Danos causados por queda de energia: quem deve pagar?

Se você foi mais uma vítima da queda de energia e teve seu aparelho elétrico danificado, este artigo é para você. O problema é mais comum do que parece. Mas nestes casos, quem é responsável? Quem deve pagar pelos danos causados? Como fazer cumprir seus direitos? Vamos conversar um pouco sobre isso a seguir.

Cotidiano
6 dias atrás
Danos causados por queda de energia: quem deve pagar?

Quem é responsável pelos danos causados pela instabilidade da rede elétrica?

Quando um dano é causado pela instabilidade da rede elétrica, por exemplo um aparelho eletrônico queimado pelo pico de energia, a responsabilidade é SEMPRE da concessionária de energia.

Isso está previsto no Código de Defesa do Consumidor, que em seu art. 14 afirma: “O fornecedor de serviços responde, independentemente da existência de culpa, pela reparação dos danos causados aos consumidores por defeitos relativos à prestação dos serviços”.

Além disso, a própria Aneel (Agência Nacional de Energia Elétrica), através da Resolução Normativa nº 499/12, garante que a concessionária deve fazer o ressarcimento por danos causados aos consumidores.

Qual o prazo para fazer a reclamação?

De acordo com a Resolução 414/10 da Aneel, o prazo para o consumidor fazer a reclamação é de até 90 dias. Contudo, o Código do Consumidor no art. 27, garante o prazo de 5 anos para exigir a reparação do dano.

A solicitação pode ser feita por telefone, pela internet ou por atendimento presencial em algum posto da concessionária, ou ainda por algum outro meio que esta disponibilize para atendimento ao consumidor.

O prazo para reclamação é “ativado” pela data da solicitação do consumidor, e não pelo efetivo ressarcimento ou qualquer outra providência. Portanto, o contato do usuário dentro dos 90 dias – ou dos 5 anos – já é suficiente para estar dentro do prazo.
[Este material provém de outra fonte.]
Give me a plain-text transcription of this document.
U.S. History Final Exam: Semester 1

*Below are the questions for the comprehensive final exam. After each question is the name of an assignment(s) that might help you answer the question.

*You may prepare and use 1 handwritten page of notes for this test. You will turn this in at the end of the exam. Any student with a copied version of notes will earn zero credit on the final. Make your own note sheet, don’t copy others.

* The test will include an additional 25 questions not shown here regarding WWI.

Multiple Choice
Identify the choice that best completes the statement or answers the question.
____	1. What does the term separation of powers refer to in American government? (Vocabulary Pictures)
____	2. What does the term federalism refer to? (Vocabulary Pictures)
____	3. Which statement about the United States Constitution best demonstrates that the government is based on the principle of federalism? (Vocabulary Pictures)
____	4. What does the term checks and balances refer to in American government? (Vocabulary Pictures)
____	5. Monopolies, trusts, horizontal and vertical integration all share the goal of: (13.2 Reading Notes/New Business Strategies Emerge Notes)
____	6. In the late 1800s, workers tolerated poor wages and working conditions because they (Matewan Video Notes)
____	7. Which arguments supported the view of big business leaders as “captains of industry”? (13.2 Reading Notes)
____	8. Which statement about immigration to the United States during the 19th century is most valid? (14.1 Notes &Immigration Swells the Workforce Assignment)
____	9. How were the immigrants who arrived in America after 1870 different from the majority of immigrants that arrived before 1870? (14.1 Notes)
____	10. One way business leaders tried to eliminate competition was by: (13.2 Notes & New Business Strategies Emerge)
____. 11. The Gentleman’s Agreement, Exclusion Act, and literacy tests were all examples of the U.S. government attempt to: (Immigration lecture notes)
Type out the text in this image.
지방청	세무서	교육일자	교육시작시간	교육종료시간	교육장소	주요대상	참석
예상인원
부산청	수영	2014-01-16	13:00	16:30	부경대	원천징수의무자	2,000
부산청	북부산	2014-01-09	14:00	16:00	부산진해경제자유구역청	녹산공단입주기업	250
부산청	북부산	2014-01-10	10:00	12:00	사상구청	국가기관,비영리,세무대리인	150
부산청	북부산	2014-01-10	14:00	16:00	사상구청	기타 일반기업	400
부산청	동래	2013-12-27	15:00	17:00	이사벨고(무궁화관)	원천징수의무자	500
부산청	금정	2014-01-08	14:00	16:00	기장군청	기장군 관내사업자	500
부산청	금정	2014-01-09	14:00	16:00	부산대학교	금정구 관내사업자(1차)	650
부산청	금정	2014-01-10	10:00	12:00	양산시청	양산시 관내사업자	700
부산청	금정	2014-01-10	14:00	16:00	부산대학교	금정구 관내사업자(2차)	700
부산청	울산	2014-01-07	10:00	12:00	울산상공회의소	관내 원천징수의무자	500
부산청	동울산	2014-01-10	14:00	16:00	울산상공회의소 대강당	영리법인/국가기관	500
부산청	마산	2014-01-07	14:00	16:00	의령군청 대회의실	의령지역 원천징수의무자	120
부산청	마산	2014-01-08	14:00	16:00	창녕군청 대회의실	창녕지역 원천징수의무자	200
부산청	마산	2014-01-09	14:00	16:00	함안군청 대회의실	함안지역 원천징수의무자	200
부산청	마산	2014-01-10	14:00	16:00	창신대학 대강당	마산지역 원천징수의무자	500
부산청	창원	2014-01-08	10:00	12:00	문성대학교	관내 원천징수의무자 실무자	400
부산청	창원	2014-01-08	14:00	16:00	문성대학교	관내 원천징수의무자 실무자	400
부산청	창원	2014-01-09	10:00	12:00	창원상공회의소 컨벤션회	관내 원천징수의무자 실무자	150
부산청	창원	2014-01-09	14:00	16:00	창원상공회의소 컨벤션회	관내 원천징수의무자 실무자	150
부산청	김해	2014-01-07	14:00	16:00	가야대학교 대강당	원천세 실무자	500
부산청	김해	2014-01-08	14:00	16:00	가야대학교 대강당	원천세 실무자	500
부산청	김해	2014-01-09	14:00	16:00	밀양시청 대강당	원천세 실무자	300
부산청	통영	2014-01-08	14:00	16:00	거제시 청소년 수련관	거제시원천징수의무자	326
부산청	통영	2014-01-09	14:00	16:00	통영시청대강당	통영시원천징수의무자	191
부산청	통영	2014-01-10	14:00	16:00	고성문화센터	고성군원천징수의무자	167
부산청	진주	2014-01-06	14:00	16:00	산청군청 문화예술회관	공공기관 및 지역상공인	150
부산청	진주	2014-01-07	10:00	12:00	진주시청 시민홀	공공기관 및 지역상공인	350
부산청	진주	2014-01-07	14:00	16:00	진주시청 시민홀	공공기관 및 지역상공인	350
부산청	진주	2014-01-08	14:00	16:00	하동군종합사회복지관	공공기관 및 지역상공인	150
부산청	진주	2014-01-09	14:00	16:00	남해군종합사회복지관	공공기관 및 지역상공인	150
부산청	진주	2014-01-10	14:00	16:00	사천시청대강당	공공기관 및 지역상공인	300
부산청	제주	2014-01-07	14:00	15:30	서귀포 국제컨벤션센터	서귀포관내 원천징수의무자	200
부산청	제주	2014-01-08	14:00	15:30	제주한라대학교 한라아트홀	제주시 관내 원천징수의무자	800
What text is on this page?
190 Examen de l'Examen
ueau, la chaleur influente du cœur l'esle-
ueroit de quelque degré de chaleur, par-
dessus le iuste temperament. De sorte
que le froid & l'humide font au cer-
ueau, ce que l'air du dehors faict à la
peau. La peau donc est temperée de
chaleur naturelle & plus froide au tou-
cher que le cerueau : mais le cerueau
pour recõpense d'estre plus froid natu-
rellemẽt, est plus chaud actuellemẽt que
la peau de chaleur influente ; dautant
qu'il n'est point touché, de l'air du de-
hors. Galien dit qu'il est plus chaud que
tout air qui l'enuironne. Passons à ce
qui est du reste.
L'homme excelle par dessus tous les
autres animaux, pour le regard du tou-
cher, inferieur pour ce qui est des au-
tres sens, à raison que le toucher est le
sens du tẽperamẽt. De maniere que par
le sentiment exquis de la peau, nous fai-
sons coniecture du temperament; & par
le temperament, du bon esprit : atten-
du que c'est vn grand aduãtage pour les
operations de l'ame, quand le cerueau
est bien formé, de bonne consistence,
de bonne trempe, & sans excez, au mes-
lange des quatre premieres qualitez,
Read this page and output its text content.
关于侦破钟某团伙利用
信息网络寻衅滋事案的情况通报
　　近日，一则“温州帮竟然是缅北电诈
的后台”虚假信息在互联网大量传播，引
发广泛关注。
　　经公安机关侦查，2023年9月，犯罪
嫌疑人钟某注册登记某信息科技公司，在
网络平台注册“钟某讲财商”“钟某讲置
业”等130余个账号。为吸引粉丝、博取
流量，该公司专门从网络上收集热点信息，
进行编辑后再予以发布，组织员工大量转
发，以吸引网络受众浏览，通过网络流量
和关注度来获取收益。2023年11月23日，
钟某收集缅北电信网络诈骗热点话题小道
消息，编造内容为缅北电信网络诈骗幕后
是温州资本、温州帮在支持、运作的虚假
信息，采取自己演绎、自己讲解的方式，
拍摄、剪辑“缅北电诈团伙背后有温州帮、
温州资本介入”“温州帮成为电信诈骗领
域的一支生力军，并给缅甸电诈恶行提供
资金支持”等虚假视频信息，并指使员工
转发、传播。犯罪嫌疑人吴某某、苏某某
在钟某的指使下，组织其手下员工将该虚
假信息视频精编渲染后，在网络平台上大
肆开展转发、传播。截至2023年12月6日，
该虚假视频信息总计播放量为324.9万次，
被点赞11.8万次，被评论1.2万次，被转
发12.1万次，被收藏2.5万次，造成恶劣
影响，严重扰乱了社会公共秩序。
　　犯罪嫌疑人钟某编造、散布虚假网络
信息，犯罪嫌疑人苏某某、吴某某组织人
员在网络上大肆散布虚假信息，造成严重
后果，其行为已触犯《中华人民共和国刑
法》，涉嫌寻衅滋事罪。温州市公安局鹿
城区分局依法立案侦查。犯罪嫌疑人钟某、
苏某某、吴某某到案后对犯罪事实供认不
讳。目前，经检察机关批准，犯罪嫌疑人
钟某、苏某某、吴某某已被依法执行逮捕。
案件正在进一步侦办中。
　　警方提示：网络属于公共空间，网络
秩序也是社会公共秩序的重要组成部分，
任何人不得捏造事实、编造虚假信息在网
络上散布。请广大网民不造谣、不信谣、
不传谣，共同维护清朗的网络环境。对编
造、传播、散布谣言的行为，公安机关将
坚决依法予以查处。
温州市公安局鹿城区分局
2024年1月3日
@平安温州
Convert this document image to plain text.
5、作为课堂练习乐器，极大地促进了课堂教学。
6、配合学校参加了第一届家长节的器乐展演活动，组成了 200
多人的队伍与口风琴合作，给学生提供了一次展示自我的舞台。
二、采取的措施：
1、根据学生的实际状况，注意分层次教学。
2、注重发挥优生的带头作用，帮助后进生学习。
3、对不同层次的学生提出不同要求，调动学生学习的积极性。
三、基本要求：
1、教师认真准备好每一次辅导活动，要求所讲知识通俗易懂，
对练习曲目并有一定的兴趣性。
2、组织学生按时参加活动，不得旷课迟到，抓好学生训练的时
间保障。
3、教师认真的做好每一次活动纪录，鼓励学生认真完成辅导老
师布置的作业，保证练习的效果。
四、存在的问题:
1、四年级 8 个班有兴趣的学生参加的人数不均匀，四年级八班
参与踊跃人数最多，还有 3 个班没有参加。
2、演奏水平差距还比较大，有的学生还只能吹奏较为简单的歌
A concessionária tem até 10 dias corridos para inspecionar o aparelho danificado, exceto se for aparelho para conservar alimentos perecíveis ou medicamentos, neste caso o prazo é de apenas um dia útil.

Depois de feita a inspeção, a concessionária tem mais 15 dias corridos para dizer ao consumidor se vai aceitar ou recusar o pedido. Veremos mais à frente como proceder se a resposta for negativa. Por fim, o prazo para ressarcimento efetivo é de 20 dias depois da resposta da concessionária.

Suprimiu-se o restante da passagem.